Dazu kommt struktureller Druck. Der Personalmangel in der Pädiatrie ist seit Jahren durch mehrere Fachgesellschaften dokumentiert. Kinderkliniken schließen Stationen, RSV-Wellen überlasten Notaufnahmen, Wartezeiten von mehreren Stunden sind in vielen Regionen die Regel. Wer nach fünf Stunden mit fieberndem Kleinkind aufgerufen wird, trifft auf ein Team, das seit acht Stunden im Belastungsmodus arbeitet. Das ist kein Alibi für Übergriffe, aber es erklärt, warum die Reibungsfläche wächst.
Ein dritter Faktor: die Verschiebung des Vertrauens. Medizinische Autorität wird zunehmend infrage gestellt. In der Kinder- und Jugendmedizin äußert sich das besonders bei Impfberatungen, bei Verdachtsäußerungen zu Kindeswohlgefährdung und bei Entscheidungen gegen den Willen der Eltern. Wo früher eine Empfehlung akzeptiert wurde, entsteht heute eine Aushandlung, und manchmal ein Konflikt.
Nicht die Diagnose eskaliert. Es eskaliert das, was um die Diagnose herum geschieht: Warten, Nicht-Verstehen, Sich-nicht-gesehen-Fühlen.
Was Übergriffe mit Teams machen
Die Folgen für Beschäftigte in der Pädiatrie sind messbar. Fluktuation in Kinderkliniken ist hoch, Auszubildende brechen früher ab, erfahrene Pflegekräfte wechseln in ruhigere Bereiche. Studien der BGW und Auswertungen des Deutschen Instituts für angewandte Pflegeforschung zeigen, dass wiederholte verbale Gewalt einen ähnlich starken Einfluss auf Verbleib im Beruf hat wie körperliche Übergriffe. Für die Pädiatrie ist das doppelt kritisch, weil Fachkräfte hier ohnehin knapp sind.
Auf Seite der Patientinnen und Patienten entsteht ein anderer Schaden. Eltern, die einmal eskaliert sind, kommen beim nächsten Mal mit schlechtem Gewissen, oder gar nicht mehr. Kinder erleben Situationen, in denen Erwachsene die Kontrolle verlieren. Nachsorge und Bindung an eine Praxis leiden, obwohl beides für die kinderärztliche Versorgung essenziell ist.
Was jetzt hilft
Kliniken und Praxen, die den Umgang mit Übergriffen strukturiert angehen, arbeiten meist an vier Punkten gleichzeitig: klare Zuständigkeit auf Leitungsebene, ein niedrigschwelliges Meldesystem, Deeskalationstraining für alle patient:innennahen Rollen und eine transparente Kommunikation gegenüber Familien über Wartezeiten und Abläufe.

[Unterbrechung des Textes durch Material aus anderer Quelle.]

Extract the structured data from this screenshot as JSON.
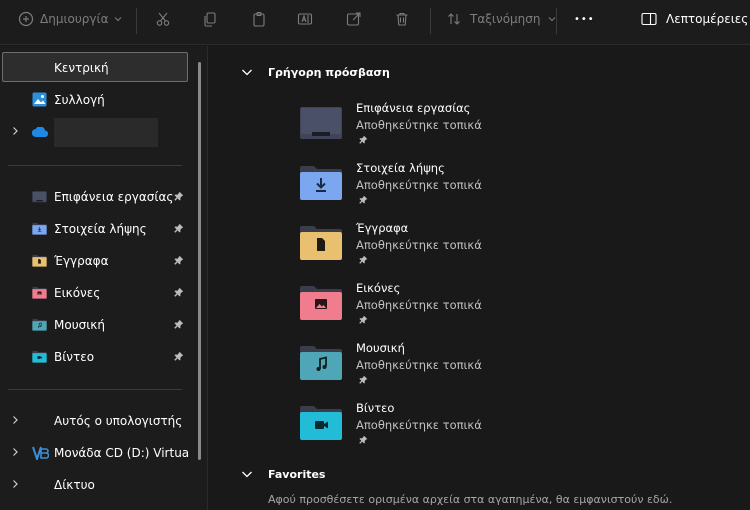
{
  "toolbar": {
    "new_label": "Δημιουργία",
    "sort_label": "Ταξινόμηση",
    "more_label": "•••",
    "details_label": "Λεπτομέρειες"
  },
  "sidebar": {
    "home_label": "Κεντρική",
    "gallery_label": "Συλλογή",
    "pinned": [
      {
        "label": "Επιφάνεια εργασίας",
        "icon": "desktop-folder-icon"
      },
      {
        "label": "Στοιχεία λήψης",
        "icon": "downloads-folder-icon"
      },
      {
        "label": "Έγγραφα",
        "icon": "documents-folder-icon"
      },
      {
        "label": "Εικόνες",
        "icon": "pictures-folder-icon"
      },
      {
        "label": "Μουσική",
        "icon": "music-folder-icon"
      },
      {
        "label": "Βίντεο",
        "icon": "videos-folder-icon"
      }
    ],
    "this_pc_label": "Αυτός ο υπολογιστής",
    "cd_drive_label": "Μονάδα CD (D:) VirtualBo",
    "network_label": "Δίκτυο"
  },
  "main": {
    "quick_access_title": "Γρήγορη πρόσβαση",
    "quick_access": [
      {
        "name": "Επιφάνεια εργασίας",
        "sub": "Αποθηκεύτηκε τοπικά",
        "icon": "desktop-folder-icon"
      },
      {
        "name": "Στοιχεία λήψης",
        "sub": "Αποθηκεύτηκε τοπικά",
        "icon": "downloads-folder-icon"
      },
      {
        "name": "Έγγραφα",
        "sub": "Αποθηκεύτηκε τοπικά",
        "icon": "documents-folder-icon"
      },
      {
        "name": "Εικόνες",
        "sub": "Αποθηκεύτηκε τοπικά",
        "icon": "pictures-folder-icon"
      },
      {
        "name": "Μουσική",
        "sub": "Αποθηκεύτηκε τοπικά",
        "icon": "music-folder-icon"
      },
      {
        "name": "Βίντεο",
        "sub": "Αποθηκεύτηκε τοπικά",
        "icon": "videos-folder-icon"
      }
    ],
    "favorites_title": "Favorites",
    "favorites_empty": "Αφού προσθέσετε ορισμένα αρχεία στα αγαπημένα, θα εμφανιστούν εδώ."
  },
  "colors": {
    "background": "#191919",
    "panel": "#1c1c1c",
    "desktop": "#4a5068",
    "downloads": "#7ba7f0",
    "documents": "#e8c06f",
    "pictures": "#ef7d8e",
    "music": "#4fa6b6",
    "videos": "#23bcd6"
  }
}
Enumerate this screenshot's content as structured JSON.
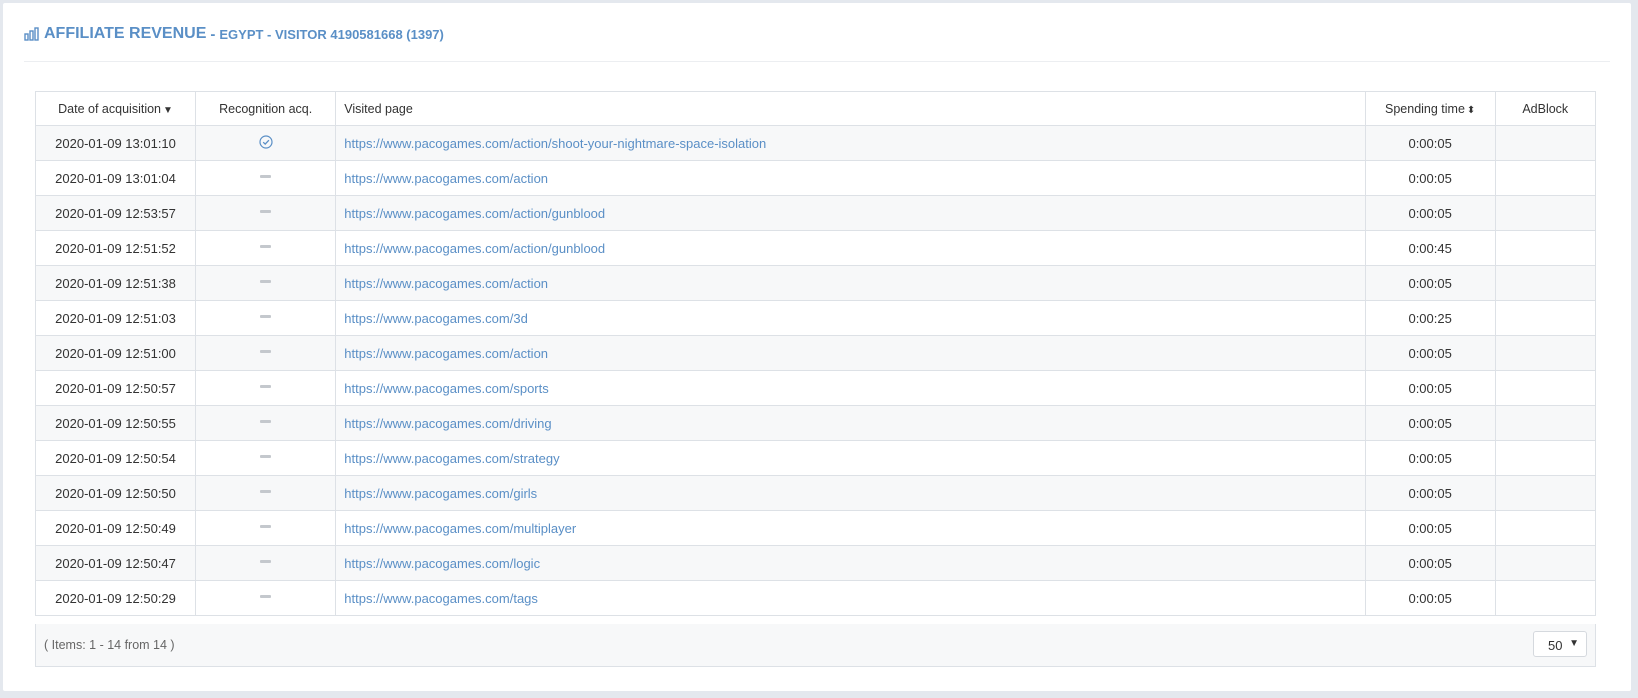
{
  "header": {
    "title": "AFFILIATE REVENUE",
    "separator": "-",
    "subtitle": "EGYPT - VISITOR 4190581668 (1397)"
  },
  "table": {
    "columns": {
      "date": "Date of acquisition",
      "recognition": "Recognition acq.",
      "visited_page": "Visited page",
      "spending_time": "Spending time",
      "adblock": "AdBlock"
    },
    "rows": [
      {
        "date": "2020-01-09 13:01:10",
        "recognition": "check-icon",
        "url": "https://www.pacogames.com/action/shoot-your-nightmare-space-isolation",
        "time": "0:00:05",
        "adblock": ""
      },
      {
        "date": "2020-01-09 13:01:04",
        "recognition": "dash-icon",
        "url": "https://www.pacogames.com/action",
        "time": "0:00:05",
        "adblock": ""
      },
      {
        "date": "2020-01-09 12:53:57",
        "recognition": "dash-icon",
        "url": "https://www.pacogames.com/action/gunblood",
        "time": "0:00:05",
        "adblock": ""
      },
      {
        "date": "2020-01-09 12:51:52",
        "recognition": "dash-icon",
        "url": "https://www.pacogames.com/action/gunblood",
        "time": "0:00:45",
        "adblock": ""
      },
      {
        "date": "2020-01-09 12:51:38",
        "recognition": "dash-icon",
        "url": "https://www.pacogames.com/action",
        "time": "0:00:05",
        "adblock": ""
      },
      {
        "date": "2020-01-09 12:51:03",
        "recognition": "dash-icon",
        "url": "https://www.pacogames.com/3d",
        "time": "0:00:25",
        "adblock": ""
      },
      {
        "date": "2020-01-09 12:51:00",
        "recognition": "dash-icon",
        "url": "https://www.pacogames.com/action",
        "time": "0:00:05",
        "adblock": ""
      },
      {
        "date": "2020-01-09 12:50:57",
        "recognition": "dash-icon",
        "url": "https://www.pacogames.com/sports",
        "time": "0:00:05",
        "adblock": ""
      },
      {
        "date": "2020-01-09 12:50:55",
        "recognition": "dash-icon",
        "url": "https://www.pacogames.com/driving",
        "time": "0:00:05",
        "adblock": ""
      },
      {
        "date": "2020-01-09 12:50:54",
        "recognition": "dash-icon",
        "url": "https://www.pacogames.com/strategy",
        "time": "0:00:05",
        "adblock": ""
      },
      {
        "date": "2020-01-09 12:50:50",
        "recognition": "dash-icon",
        "url": "https://www.pacogames.com/girls",
        "time": "0:00:05",
        "adblock": ""
      },
      {
        "date": "2020-01-09 12:50:49",
        "recognition": "dash-icon",
        "url": "https://www.pacogames.com/multiplayer",
        "time": "0:00:05",
        "adblock": ""
      },
      {
        "date": "2020-01-09 12:50:47",
        "recognition": "dash-icon",
        "url": "https://www.pacogames.com/logic",
        "time": "0:00:05",
        "adblock": ""
      },
      {
        "date": "2020-01-09 12:50:29",
        "recognition": "dash-icon",
        "url": "https://www.pacogames.com/tags",
        "time": "0:00:05",
        "adblock": ""
      }
    ]
  },
  "footer": {
    "items_info": "( Items: 1 - 14 from 14 )",
    "page_size": "50"
  },
  "colors": {
    "accent": "#5a8fc6",
    "row_alt": "#f7f8f9",
    "border": "#dde1e6",
    "background": "#e4e8ee"
  }
}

Die DGUV-Kampagne zur Prävention von Gewalt am Arbeitsplatz und die BGW-Materialien zu Gewaltschutz bieten dazu praxisnahe Vorlagen.
Ebenso wichtig ist, was oft ausgelassen wird: die Aufarbeitung nach dem Vorfall. Wer nach einer Bedrohung im Nachtdienst am nächsten Morgen wieder in der Anmeldung steht, ohne dass jemand nachgefragt hat, lernt, dass Übergriffe zum Job gehören. Genau diese Normalisierung ist das, was #GesundheitOhneGewalt aufbrechen will, in der Pädiatrie ebenso wie in jedem anderen Fach, in dem Menschen Menschen behandeln.